Here in the States (United, that is), the ABC moderators have been widely criticized for focusing the first half of the debate on distractions and nonsense — e.g., flag lapel pins. No one on the stage was wearing a flag lapel pin!

...And neither were most people watching the telecast! Surely that's the problem with the supercilious question: If a flag lapel pin denotes patriotism, and the lack of a pin suggests a lack of patriotism, then patriotism is in short supply on the streets of America given the woeful lack of flag lapel pins everywhere!

We could say a lot about the strange fetishization of the American flag in that country (without it, Jasper Johns didn't make any sense), except to note how very strange it looks to the rest of the world, if I can speak for the whole world for a moment. I'm trying to think of a flag that carries a comparable weight in the national consciousness - maybe the French? Certainly the tricolor is as symbolically loaded, but nowhere near as evident in their popular culture.

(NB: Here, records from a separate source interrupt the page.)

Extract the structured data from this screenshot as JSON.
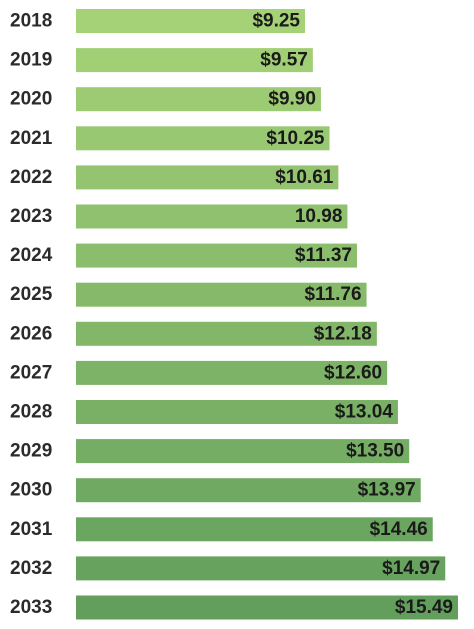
{
  "chart_data": {
    "type": "bar",
    "orientation": "horizontal",
    "categories": [
      "2018",
      "2019",
      "2020",
      "2021",
      "2022",
      "2023",
      "2024",
      "2025",
      "2026",
      "2027",
      "2028",
      "2029",
      "2030",
      "2031",
      "2032",
      "2033"
    ],
    "values": [
      9.25,
      9.57,
      9.9,
      10.25,
      10.61,
      10.98,
      11.37,
      11.76,
      12.18,
      12.6,
      13.04,
      13.5,
      13.97,
      14.46,
      14.97,
      15.49
    ],
    "value_labels": [
      "$9.25",
      "$9.57",
      "$9.90",
      "$10.25",
      "$10.61",
      "10.98",
      "$11.37",
      "$11.76",
      "$12.18",
      "$12.60",
      "$13.04",
      "$13.50",
      "$13.97",
      "$14.46",
      "$14.97",
      "$15.49"
    ],
    "title": "",
    "xlabel": "",
    "ylabel": "",
    "grid": false,
    "legend": "none",
    "colors": {
      "bar_start": "#a6d277",
      "bar_end": "#629f5c",
      "category_text": "#2b2b2b",
      "value_text": "#1a1a1a"
    }
  }
}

I say this as an inhabitant of a country whose flag is an image that is constantly under dispute. Statements of a Republican nature (yes we are still a nominal monarchy) always quickly lead to discussion of the flag. Personally I find the presence of the Union Jack on our flag bizarre. I'm always reminded of something my grandfather once said, that his Irish policeman father refused to acknowledge a flag that had the symbol of his enemy in the top corner.

There's no doubt that American political commentary goes some strange places. Yesterday 'The Australian' reprinted an op-ed piece of puffery by P. J. O'Rourke, who has at least the benefit of being funny, even if he often mistakes flippancy for wit.

Some people say John McCain isn't conservative enough. But there's more to conservatism than low taxes, Jesus and waterboarding at Gitmo. Conservatism is also a matter of honour, duty, valour, patriotism, self-discipline, responsibility, good order, respect for our national institutions, reverence for the traditions of civilisation, and adherence to the political honesty upon which all principles of democracy are based.

If you got through the second sentence without feeling nauseous, you're better than I. It follows that if you're Liberal, you must be dishonorable, cowardly, unpatriotic, irresponsible, with no sense of duty and so on and so forth. This is civilization?


Michael Leddy said...

Good analysis, Sean. Part of what the Clinton campaign relies upon in the dismal attention span of many voters -- one can say anything for short-term purposes, and then it'll fade. So Clinton can criticize Obama for talking about hypothetical foreign policy decisions and then, weeks later, talk about bombing Iran.

Anonymous said...

You two guys have waaaaaaay too much time on your hands

- Hell's broke loose in Georgia and the Devil deals the cards

Crritic! said...

I can't speak for the devil, but the first bit is certainly true.